May 14, 2018
Gaming Law Alert
The Supreme Court strikes down a 26-year old law that prohibited states from passing legislation to legalize sports betting. The decision effectively opens the floodgates for state- sanctioned sports betting across the country.
Today, the Supreme Court of the United States struck down the Professional and Amateur Sports Protection Act (PASPA) in its entirety as unconstitutional.
In Murphy v. NCAA, the state of New Jersey challenged the constitutionality of PASPA, which confined lawful sports betting to states where the practice was already legal (most notably, Nevada) at the time of its enactment in 1992. For several years, New Jersey has been fighting to allow sports betting at its struggling casinos and racetracks, but has been blocked by the 26-year-old PASPA, which empowers the NCAA and professional sports leagues to sue any state that tries to pass such legislation.
When PASPA was passed, it was a relatively uncontroversial measure. Nearly all states, including New Jersey, had laws prohibiting sports betting. Since then, however, the public’s attitude toward legal sports betting has shifted. A recent UMass Lowell-Washington Post poll found that 55% of Americans approve legalizing betting on professional sports—double the amount from 25 years ago. Commissioners of most of the professional sports leagues appear to have softened their stances on sports betting, and the NFL and NHL now have permanent franchises in Las Vegas—something that was unthinkable until just recently. The leagues’ shift has been motivated, at least in part, by their desire to increase overall television ratings (and increase advertising revenues for the league and broadcast networks) in an age of splintered viewership.
Given this shift, it is not surprising that New Jersey saw legalized sports betting as a viable way to increase revenue in the state. In 2012, following a voter-approved amendment to the state constitution, the legislature passed a law legalizing sports betting in Atlantic City and at horseracing tracks. The NCAA and major professional sports leagues brought an action in federal district court to stop the law from going into effect. The district court sided with the sports leagues, the Third Circuit Court of Appeals affirmed and the Supreme Court denied review.
In 2014, New Jersey tried again. This time, instead of passing a law that affirmatively authorized sports betting in the state, the legislature simply repealed the state’s law that prohibited sports betting. The NCAA and sports leagues filed another suit. New Jersey argued the federal government, through PASPA, violated the 10th Amendment of the Constitution by prohibiting states from repealing laws that prohibited sports betting. The sports leagues argued that the law was constitutional because it did not require states to do anything—it simply prohibited them from authorizing sports betting.
The Supreme Court agreed with New Jersey.
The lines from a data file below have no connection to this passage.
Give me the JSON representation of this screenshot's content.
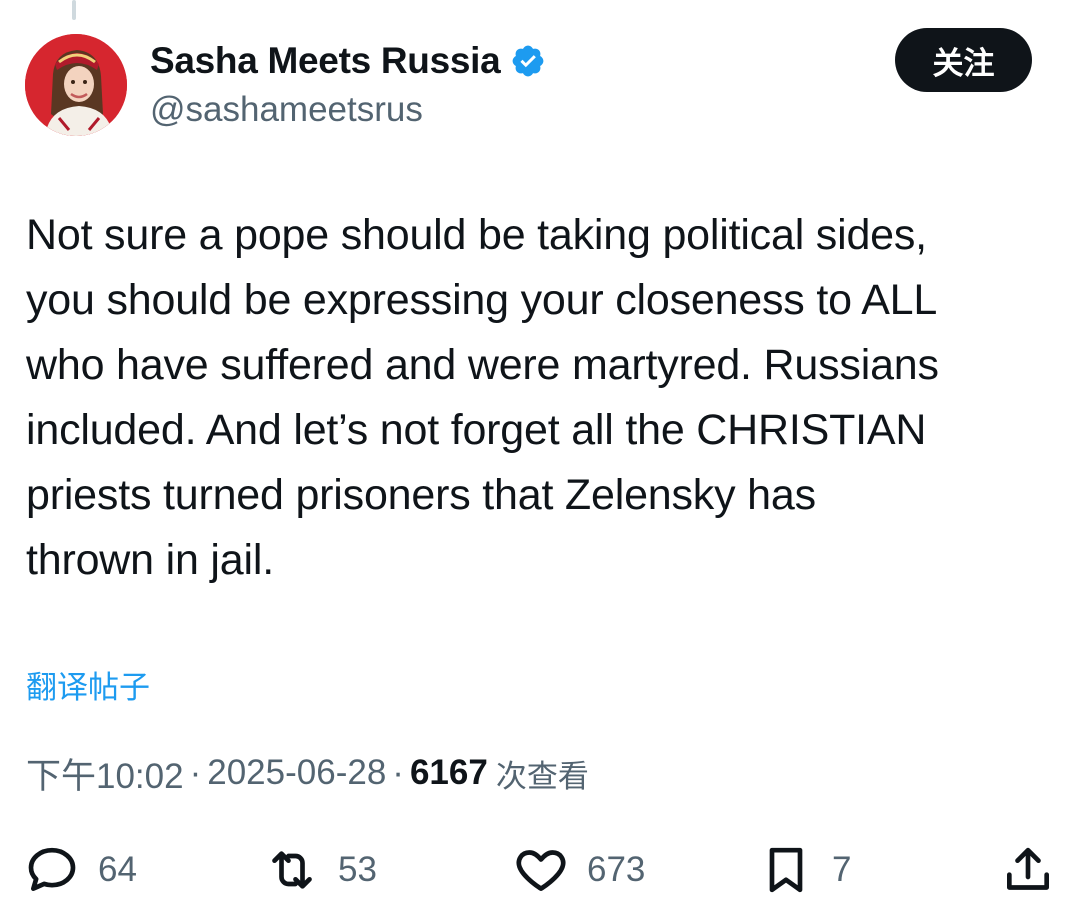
{
  "author": {
    "display_name": "Sasha Meets Russia",
    "handle": "@sashameetsrus",
    "verified": true,
    "avatar_icon": "profile-photo"
  },
  "follow_button": {
    "label": "关注"
  },
  "tweet": {
    "lines": [
      "Not sure a pope should be taking political sides,",
      "you should be expressing your closeness to ALL",
      "who have suffered and were martyred. Russians",
      "included. And let’s not forget all the CHRISTIAN",
      "priests turned prisoners that Zelensky has",
      "thrown in jail."
    ]
  },
  "translate_link": "翻译帖子",
  "meta": {
    "time": "下午10:02",
    "separator": "·",
    "date": "2025-06-28",
    "views_count": "6167",
    "views_label": "次查看"
  },
  "actions": {
    "reply": {
      "icon": "reply-icon",
      "count": "64"
    },
    "repost": {
      "icon": "repost-icon",
      "count": "53"
    },
    "like": {
      "icon": "heart-icon",
      "count": "673"
    },
    "bookmark": {
      "icon": "bookmark-icon",
      "count": "7"
    },
    "share": {
      "icon": "share-icon"
    }
  },
  "colors": {
    "text": "#0f1419",
    "secondary": "#536471",
    "link": "#1d9bf0",
    "verified_badge": "#1d9bf0",
    "follow_bg": "#0f1419",
    "avatar_bg": "#d6262f"
  }
}
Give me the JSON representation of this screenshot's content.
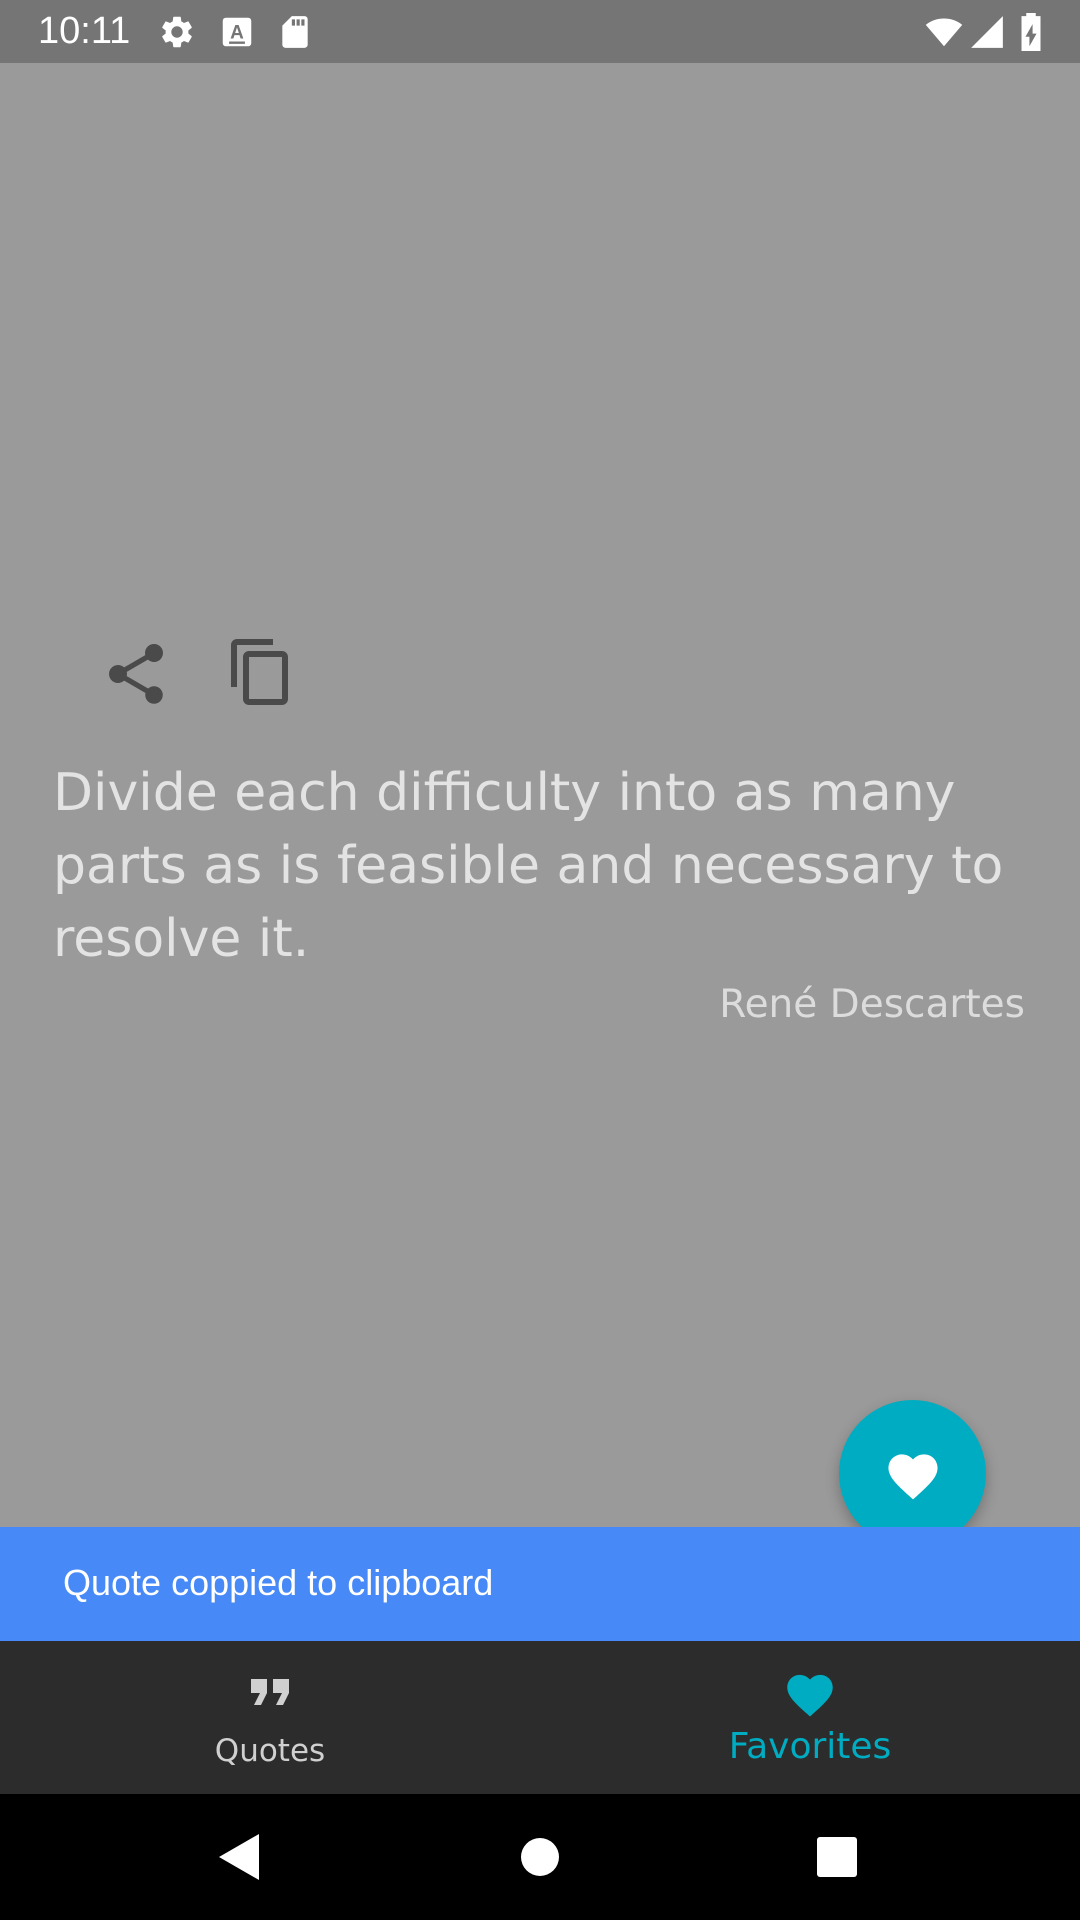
{
  "status_bar": {
    "time": "10:11",
    "icons": [
      "gear-icon",
      "keyboard-a-icon",
      "sd-card-icon",
      "wifi-icon",
      "signal-icon",
      "battery-charging-icon"
    ]
  },
  "actions": {
    "share_icon": "share-icon",
    "copy_icon": "copy-icon"
  },
  "quote": {
    "text": "Divide each difficulty into as many parts as is feasible and necessary to resolve it.",
    "author": "René Descartes"
  },
  "fab": {
    "icon": "heart-icon"
  },
  "snackbar": {
    "message": "Quote coppied to clipboard"
  },
  "bottom_nav": {
    "items": [
      {
        "label": "Quotes",
        "icon": "quote-marks-icon",
        "active": false
      },
      {
        "label": "Favorites",
        "icon": "heart-icon",
        "active": true
      }
    ]
  },
  "system_nav": {
    "buttons": [
      "back-icon",
      "home-icon",
      "recents-icon"
    ]
  },
  "colors": {
    "background": "#9a9a9a",
    "accent": "#00acc1",
    "snackbar": "#4689f7",
    "bottom_nav": "#2c2c2c",
    "status_bar": "#757575"
  }
}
The Court held that PASPA improperly restricted states from passing their own laws in violation of the so-called “anti-commandeering” principle in the 10th Amendment of the Constitution. That principle, in effect, says that Congress cannot issue direct orders to state legislatures telling them what they can and cannot do. Justice Alito, who delivered the opinion for the majority, stated that “[i]t is as if federal officers were installed in state legislative chambers and were armed with the authority to stop legislators from voting on any offending proposals” and, further, that “[a] more direct affront to state sovereignty is not easy to imagine.” Significantly, the Court held that no section of PAPSA could be severed, thus finding it unconstitutional in its entirety.
Today’s decision does not mean that entrepreneurs and developers can immediately launch sports betting websites to take bets. For starters, most states still have laws prohibiting sports betting within their borders. While some states have introduced bills allowing sports betting in anticipation of PASPA’s repeal, those laws have not yet gone into effect. Furthermore, these bills do not, and cannot, offer a uniform regulatory regime across state lines. Some of the bills provide a detailed regulatory framework—setting forth how casinos or racetracks will provide sports betting services and how a state’s gaming commissions will provide oversight—while others merely serve as a placeholder in the event PASPA is overturned. Some bills would only permit on-site betting (at casinos or race tracks), while others would also permit online betting.
Putting aside the state-specific issues, certain existing federal laws, such as the Wire Act of 1961, which criminalizes placing interstate bets via the Internet or phone, likely would place certain limits on any sports betting business seeking to have a national reach. Additionally, it remains to be seen whether today’s decision motivates Congress to enact a general federal regulatory framework that states opt into.
Nevertheless, certain states are moving in the direction of legalizing sports betting and it is expected that residents of these states will be placing legal bets within their states in the coming year.